Spring term is in full swing, and Portland State’s art galleries are buzzing with activity. The graduating Masters of Fine Arts students are making their presence known in a two-part series of exhibitions, each featuring solo shows by three artists.
The first series, scheduled to run from April 7–18, features solo exhibitions by graduate students Mark Martinez, Perry Doane and Isaac Weiss. The shows will occur in PSU’s AB Lobby, Autzen and MK galleries respectively, with opening receptions scheduled on April 10 from 4–6 p.m. In addition to showing, the artists will provide artist lectures about their work. Doane and Weiss will talk on April 9 at 6 p.m. Martinez will lecture at 6 p.m. on April 15. All lectures will take place in the Shattuck Hall annex.
Martinez’s show, titled Cream, is an exploration of racial identity through color definitions. His installation will feature a repainted gallery, with references to the various cream and white flesh tones available in many paint stores.
“I’m situating the color cream as the sight of desire,” Martinez said. “I’m going to highlight the beige-rage color with light. It’s an installation-based project. Some of the key themes I’m tackling is identity, also ideas of desire. Also, the racialization of the color beige.”
Martinez, who has often worked in more direct forms, noted that he is approaching his thesis installation from a more abstract and conceptual level. He will employ color as a conceptual driver for ideas of racial identification, with an emphasis on the cultural impact of cream tones.
“I’m investigating the corporeal traits that are attributed to flat, untextured colors,” Martinez said. “The color cream is hierarchical. It’s also very topical. I think the hierarchical nature ties to identity and hegemony.”
Doane, showing in the nearby Autzen Gallery, will also explore the personal in art. His own exhibition, titled Carbonaut, will touch on the institutional experience. Through process-driven print mediums, Doane illustrates the interaction of artists and the spaces they inhabit.
“The work’s about working through feelings of isolation, and strange reactions to buildings that have been used for other purposes over time, and have been reallocated to things such as art,” Doane said. “And sort of noticing myself within these spaces, and how when time comes into play, there’s sort of a sense of identity that develops within the space.”
Doane’s works on panel include screen prints of various sizes, each the result of a self-derived process. His black and white works have a slate-gray tonality, while color works feature overlays of multiple hues, resulting in a deliberately hazy mix of murky tones and punchy highlights. Most of the works are abstractions of imagery degraded through a laborious series of print processes, bringing the pieces to a finality that speaks to the entropy of layered techniques.
“I really enjoy primitive and chemical processes,” Doane said. “Going to screen printing for me was like going back to traditional dark room photography, which I really love. I also really get to think about what I’m doing. I get to meditate on a process for a long period of time.”

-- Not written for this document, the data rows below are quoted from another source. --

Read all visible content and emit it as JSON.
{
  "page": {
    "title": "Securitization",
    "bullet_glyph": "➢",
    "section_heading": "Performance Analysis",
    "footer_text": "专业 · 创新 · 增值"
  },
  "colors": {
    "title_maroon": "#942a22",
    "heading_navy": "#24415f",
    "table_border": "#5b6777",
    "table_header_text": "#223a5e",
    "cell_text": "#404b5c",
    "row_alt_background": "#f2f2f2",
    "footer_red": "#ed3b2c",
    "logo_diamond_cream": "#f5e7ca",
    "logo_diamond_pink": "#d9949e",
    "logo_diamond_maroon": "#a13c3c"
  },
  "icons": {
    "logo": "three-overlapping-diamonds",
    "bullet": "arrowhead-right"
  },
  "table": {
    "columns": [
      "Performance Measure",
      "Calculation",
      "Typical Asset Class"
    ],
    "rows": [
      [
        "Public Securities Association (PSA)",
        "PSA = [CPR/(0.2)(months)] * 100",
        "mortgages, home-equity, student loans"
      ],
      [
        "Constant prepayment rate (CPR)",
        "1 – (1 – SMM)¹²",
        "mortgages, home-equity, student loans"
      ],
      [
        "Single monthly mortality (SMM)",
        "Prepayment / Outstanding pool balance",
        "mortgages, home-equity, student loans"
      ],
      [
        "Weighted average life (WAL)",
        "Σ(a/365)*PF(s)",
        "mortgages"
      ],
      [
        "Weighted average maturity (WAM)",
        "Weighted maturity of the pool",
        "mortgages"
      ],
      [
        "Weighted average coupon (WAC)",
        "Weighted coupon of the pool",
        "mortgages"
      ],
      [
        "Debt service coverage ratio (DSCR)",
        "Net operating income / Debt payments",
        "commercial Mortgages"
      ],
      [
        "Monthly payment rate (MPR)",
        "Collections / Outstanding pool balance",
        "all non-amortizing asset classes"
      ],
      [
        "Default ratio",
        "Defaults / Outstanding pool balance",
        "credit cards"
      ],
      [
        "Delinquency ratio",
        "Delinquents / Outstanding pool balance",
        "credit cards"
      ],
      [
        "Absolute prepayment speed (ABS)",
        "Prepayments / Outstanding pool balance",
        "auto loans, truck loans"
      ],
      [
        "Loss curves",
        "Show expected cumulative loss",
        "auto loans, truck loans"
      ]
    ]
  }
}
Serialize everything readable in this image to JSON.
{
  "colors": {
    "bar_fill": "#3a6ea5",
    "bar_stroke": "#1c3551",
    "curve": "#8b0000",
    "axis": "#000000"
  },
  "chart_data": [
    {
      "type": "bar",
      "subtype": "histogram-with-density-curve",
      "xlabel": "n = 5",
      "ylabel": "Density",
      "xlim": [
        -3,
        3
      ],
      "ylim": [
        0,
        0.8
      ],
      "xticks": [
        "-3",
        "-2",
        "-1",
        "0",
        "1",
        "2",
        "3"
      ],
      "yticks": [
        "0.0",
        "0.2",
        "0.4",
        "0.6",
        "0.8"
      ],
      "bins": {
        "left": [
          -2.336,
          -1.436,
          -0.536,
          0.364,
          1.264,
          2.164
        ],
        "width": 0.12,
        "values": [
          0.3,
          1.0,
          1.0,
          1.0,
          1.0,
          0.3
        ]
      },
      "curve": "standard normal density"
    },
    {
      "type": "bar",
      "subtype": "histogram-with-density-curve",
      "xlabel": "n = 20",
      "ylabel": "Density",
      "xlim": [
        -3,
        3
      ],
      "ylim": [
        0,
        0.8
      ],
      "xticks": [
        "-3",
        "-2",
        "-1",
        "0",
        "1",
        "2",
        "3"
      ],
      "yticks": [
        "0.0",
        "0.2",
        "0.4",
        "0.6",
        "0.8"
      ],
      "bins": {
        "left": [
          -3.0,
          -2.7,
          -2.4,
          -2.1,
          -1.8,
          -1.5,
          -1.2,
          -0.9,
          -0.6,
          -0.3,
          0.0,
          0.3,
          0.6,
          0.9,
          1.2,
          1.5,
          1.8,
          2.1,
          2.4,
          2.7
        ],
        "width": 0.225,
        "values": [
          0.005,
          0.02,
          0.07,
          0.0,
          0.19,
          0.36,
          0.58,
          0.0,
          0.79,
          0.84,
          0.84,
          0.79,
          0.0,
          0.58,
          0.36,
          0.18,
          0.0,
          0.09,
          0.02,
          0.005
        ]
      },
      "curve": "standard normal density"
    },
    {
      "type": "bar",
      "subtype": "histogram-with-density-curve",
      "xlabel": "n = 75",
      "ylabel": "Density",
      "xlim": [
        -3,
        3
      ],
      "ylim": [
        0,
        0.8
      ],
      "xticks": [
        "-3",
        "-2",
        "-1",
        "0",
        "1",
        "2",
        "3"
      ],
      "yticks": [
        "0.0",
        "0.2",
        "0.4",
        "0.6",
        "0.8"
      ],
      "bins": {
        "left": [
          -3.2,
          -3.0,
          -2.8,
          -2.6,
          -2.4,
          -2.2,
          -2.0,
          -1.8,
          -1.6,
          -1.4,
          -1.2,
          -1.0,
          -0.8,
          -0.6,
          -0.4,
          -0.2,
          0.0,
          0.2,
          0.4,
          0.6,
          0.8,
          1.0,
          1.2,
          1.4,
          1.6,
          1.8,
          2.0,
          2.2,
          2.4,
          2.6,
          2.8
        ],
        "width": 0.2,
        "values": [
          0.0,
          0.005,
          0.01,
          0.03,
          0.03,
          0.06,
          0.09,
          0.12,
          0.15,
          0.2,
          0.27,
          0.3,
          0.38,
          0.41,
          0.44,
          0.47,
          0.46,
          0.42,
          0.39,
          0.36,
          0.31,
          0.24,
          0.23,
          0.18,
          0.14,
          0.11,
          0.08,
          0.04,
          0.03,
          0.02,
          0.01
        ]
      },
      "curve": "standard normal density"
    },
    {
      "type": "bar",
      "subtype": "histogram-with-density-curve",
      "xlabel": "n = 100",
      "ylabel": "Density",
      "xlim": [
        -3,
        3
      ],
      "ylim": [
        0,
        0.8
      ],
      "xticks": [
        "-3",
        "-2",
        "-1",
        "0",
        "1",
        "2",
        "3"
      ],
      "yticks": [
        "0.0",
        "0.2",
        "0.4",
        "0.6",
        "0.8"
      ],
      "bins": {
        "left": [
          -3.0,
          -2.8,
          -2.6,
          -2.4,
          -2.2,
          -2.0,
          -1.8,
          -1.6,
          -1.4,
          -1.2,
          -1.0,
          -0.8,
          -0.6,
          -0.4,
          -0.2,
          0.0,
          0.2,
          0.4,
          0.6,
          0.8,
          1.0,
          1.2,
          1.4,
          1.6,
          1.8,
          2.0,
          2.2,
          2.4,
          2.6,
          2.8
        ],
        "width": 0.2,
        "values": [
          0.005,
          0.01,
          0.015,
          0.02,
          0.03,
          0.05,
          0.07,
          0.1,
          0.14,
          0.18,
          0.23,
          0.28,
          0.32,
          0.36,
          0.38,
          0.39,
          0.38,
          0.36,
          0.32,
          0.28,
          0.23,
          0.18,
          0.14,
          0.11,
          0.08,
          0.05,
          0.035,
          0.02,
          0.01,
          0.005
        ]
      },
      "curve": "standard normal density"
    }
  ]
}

Weiss will also show this week in the Art Building’s MK Gallery. As a carpenter and a master at drawing, Weiss is bringing these previous skill sets together in a newer, more sculptural direction for his exhibition Musings in the Face of Certain Death.
“Part of the show is about situating myself in Portland, and also within the global context,” Weiss said. “The thing about global context is that we’re dying. Unless we can pull our shit together at the very end, and I don’t see that. The big pull is the question of whether we’re going to treat the earth like the mother that we’re going to take care of, or like the placenta that we’re going to throw away as we move out into space.”
Weiss’ work will feature a collection of sculptural pieces, all constructed with found material. From planets and mountain-scapes, to such man-made objects as a wood stove and pyramids, his pieces become analyses of the relationship between the natural and the human-engineered. Much of his current work is developed from throwaway objects, such as an intensely detailed elephant head constructed from corrugated cardboard.
“I’m kind of creating my own universe, basically,” Weiss said. “I also want to be sustainable. Everything here is stuff that I found from the trash. If I need a wood shop to make my art when I’m done with school, do I then just not make art? Also, it’s about creating something from nothing, that’s part of
the concept.”
Despite keeping busy with their graduate work, all three artists have maintained focus on activities outside of the classroom. Martinez, who has spent the last several years working with Pioneer Place’s recently closed Place Gallery, is currently working on an upcoming art news project. The project, titled Some Lady in New York, will focus on art activity in the Portland area through an artist’s lens.
“Some Lady is another opportunity to get press out about local arts in Portland,” Martinez said. “There’s just so few out there. It’s another opportunity to know what’s going on in town. It’s about everything from access to opportunity.”
Doane has spent the last year working for PSU’s Littman and White Galleries. He is also preparing for a group show in Southwest Portland’s Fourteen30 Contemporary gallery, curated by Director Jeanine Jablonsky.
“It’s an amazing opportunity that Jeanine is putting out there for me,” Doane said. “It’s great to be around people that I feel are part of my canon. People that I look up to and respect. I really enjoy what she’s doing and has done with that space as well.”
Weiss, who also has a background in carpentry, has spent his free time doing set building for children’s theater at Trillium Charter School. He described a particular appreciation for the engagement of children in acting, as well as the temporary nature of set building itself.
“I think about kids and the effect of dress rehearsal on their acting skills,” Weiss said. “If you get them into a costume, they become the lumberjack or whatever. The other thing with theater is that it’s designed to last as long as the play lasts.”
For all their effort in developing their thesis exhibitions, the artists each acknowledged the help of faculty and others within the PSU community. Martinez pointed to PSU gallerist Patrick Rock, as well as video professor Julie Perini, as pivotal in helping develop his practice. Doane noted printmaking professor Eleanor Erskine, for her dedication to students in the print lab.
Each of the artists has separate plans for life outside of graduation, and not all of them will remain in the Portland area. But each expressed an appreciation for the art community in the area.
Doane noted the positive outlook of artists in Portland, and advised aspiring artists to keep up the activity.
“If you love art, continue to do it,” Doane said. “Artists, get together and buy land together. Get some space to make work. Take care of each other, and help one another out.”